Untuk realisasi penerimaan pajak dari PPh, DJP Sulselbartra mencatatkan angka sebesar Rp7,46 triliun dan tumbuh positif sebesar 11,89 persen. Sedang untuk realisasi penerimaan pajak dari PPN & PPnBM, dicatatkan sebesar Rp5,36 triliun dan tumbuh negatif sebesar -3,38 persen.
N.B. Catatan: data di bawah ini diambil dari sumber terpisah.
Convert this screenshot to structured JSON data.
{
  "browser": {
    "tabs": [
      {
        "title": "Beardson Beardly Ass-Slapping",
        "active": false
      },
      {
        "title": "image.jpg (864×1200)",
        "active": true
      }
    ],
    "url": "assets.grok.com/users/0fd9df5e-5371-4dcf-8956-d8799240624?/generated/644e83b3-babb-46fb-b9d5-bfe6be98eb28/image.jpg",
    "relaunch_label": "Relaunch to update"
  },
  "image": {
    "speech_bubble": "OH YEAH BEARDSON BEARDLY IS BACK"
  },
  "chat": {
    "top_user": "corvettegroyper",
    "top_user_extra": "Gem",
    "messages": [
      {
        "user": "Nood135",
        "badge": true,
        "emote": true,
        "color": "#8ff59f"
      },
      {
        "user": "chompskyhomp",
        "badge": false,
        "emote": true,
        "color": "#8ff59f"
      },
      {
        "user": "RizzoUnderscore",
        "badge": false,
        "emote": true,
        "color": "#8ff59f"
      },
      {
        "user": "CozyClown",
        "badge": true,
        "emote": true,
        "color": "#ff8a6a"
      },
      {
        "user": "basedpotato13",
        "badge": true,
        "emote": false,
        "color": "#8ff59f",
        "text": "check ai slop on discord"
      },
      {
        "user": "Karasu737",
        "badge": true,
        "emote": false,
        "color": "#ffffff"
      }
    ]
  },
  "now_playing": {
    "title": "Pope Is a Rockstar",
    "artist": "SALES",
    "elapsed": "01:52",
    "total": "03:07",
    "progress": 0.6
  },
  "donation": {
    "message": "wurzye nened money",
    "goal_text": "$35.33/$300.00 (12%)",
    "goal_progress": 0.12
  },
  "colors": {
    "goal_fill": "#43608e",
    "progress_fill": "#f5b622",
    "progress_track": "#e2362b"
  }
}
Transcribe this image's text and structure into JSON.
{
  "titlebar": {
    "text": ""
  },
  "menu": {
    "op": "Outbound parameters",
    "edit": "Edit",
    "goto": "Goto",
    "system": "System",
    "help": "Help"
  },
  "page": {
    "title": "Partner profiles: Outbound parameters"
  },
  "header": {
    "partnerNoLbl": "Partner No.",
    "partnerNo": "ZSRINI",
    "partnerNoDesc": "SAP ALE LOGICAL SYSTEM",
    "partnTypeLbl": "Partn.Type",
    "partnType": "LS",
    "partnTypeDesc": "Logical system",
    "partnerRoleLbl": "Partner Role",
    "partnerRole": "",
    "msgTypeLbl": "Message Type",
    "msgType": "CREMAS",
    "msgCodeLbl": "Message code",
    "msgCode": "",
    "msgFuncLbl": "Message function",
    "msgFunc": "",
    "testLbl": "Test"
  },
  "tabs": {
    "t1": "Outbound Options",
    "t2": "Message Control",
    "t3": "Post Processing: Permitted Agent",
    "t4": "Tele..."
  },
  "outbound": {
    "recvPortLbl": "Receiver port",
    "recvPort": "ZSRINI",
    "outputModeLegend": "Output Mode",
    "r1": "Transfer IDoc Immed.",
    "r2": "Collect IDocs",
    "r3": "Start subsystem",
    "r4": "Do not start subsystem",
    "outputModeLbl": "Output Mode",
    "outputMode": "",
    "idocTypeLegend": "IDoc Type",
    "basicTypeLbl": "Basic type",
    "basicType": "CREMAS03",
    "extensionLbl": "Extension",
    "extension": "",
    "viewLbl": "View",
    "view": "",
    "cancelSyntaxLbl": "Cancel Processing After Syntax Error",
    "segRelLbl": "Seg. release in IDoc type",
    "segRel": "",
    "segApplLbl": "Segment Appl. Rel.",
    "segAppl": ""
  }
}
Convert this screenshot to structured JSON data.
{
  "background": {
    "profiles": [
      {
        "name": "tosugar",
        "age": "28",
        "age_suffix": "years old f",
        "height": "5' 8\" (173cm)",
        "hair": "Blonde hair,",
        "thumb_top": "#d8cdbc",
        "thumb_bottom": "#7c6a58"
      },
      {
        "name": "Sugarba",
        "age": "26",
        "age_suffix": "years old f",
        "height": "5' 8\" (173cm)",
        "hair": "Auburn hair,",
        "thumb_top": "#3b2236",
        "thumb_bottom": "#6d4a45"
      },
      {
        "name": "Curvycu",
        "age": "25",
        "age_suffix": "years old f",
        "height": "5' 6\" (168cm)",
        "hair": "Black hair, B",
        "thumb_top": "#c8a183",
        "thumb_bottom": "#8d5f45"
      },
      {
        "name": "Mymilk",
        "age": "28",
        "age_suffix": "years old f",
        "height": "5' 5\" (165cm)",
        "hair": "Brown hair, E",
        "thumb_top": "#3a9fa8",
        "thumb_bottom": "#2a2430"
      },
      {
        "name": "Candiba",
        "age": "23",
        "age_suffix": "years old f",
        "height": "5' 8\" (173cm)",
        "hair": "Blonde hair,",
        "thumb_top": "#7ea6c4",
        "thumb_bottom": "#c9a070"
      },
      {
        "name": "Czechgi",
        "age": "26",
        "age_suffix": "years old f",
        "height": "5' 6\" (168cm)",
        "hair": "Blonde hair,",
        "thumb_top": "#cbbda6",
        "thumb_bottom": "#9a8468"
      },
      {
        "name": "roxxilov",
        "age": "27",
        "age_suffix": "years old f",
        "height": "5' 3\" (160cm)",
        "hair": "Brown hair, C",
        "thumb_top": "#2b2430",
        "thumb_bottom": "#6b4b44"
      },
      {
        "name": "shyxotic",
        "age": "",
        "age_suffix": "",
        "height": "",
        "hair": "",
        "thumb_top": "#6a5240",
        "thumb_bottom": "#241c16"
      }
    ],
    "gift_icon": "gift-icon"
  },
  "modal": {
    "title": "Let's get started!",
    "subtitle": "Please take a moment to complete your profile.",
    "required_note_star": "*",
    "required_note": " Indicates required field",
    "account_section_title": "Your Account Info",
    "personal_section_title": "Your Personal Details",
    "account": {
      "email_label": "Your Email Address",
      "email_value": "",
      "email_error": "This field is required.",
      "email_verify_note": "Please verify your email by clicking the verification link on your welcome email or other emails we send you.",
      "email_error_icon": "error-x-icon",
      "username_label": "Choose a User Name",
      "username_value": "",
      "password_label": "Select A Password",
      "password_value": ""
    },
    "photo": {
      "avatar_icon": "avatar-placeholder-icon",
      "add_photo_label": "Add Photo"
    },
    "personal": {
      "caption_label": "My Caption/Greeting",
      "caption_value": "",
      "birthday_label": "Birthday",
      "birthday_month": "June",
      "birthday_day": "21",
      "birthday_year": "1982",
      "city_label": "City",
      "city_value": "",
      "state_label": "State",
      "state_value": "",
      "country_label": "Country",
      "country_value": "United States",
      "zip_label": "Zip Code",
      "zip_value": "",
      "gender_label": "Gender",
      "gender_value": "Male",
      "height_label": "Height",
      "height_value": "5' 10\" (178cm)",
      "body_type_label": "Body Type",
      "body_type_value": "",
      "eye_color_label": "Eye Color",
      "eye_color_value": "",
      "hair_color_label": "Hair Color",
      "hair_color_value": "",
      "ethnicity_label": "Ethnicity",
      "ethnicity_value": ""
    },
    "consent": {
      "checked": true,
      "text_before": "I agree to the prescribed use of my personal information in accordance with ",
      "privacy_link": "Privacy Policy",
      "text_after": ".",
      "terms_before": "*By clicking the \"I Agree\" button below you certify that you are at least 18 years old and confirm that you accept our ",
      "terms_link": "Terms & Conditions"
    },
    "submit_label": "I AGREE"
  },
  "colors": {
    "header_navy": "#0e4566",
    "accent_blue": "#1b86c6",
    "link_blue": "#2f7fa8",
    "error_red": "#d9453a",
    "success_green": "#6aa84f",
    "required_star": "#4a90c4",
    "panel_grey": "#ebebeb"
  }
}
Sementara realisasi penerimaan pajak dari PBB P5L, dicatatkan sebesar Rp218,9 miliar dan tumbuh positif sebesar 33,29 persen. Adapun realisasi penerimaan pajak lainnya, dicatatkan sebesar Rp170,5 miliar dan tumbuh negatif sebesar -18,55 persen.
“Pertumbuhan penerimaan PPN mengalami pertumbuhan negatif disebabkan aktivitas ekonomi yang melambat pada sektor konstruksi dan pertambangan, serta turunnya beberapa harga komoditas, seperti nikel. Sedang penerimaan pajak lainnya, juga mengalami pertumbuhan negatif yang disebabkan penurunan Bunga Penagihan PPh dan PPN,” kata Heri, melalui siaran pers, Rabu (2/10/2024).
Jika dilihat dari per sektornya, kata Heri, kinerja penerimaan Kanwil DJP Sulselbartra sampai September 2024, didominasi oleh administrasi pemerintahan dengan kontribusi 23,24 persen. Disusul sektor perdagangan dengan kontribusi 23,11 persen, pertambangan 12,36 persen, industri pengolahan 9,37 persen, serta kontribusi dari jasa keuangan dan asuransi sebesar 9,07 persen.
“Kanwil DJP Sulselbartra terus berupaya untuk mengajak masyarakat untuk sadar pajak, karena penerimaan pajak merupakan tanggungjawab semua elemen masyarakat,” katanya.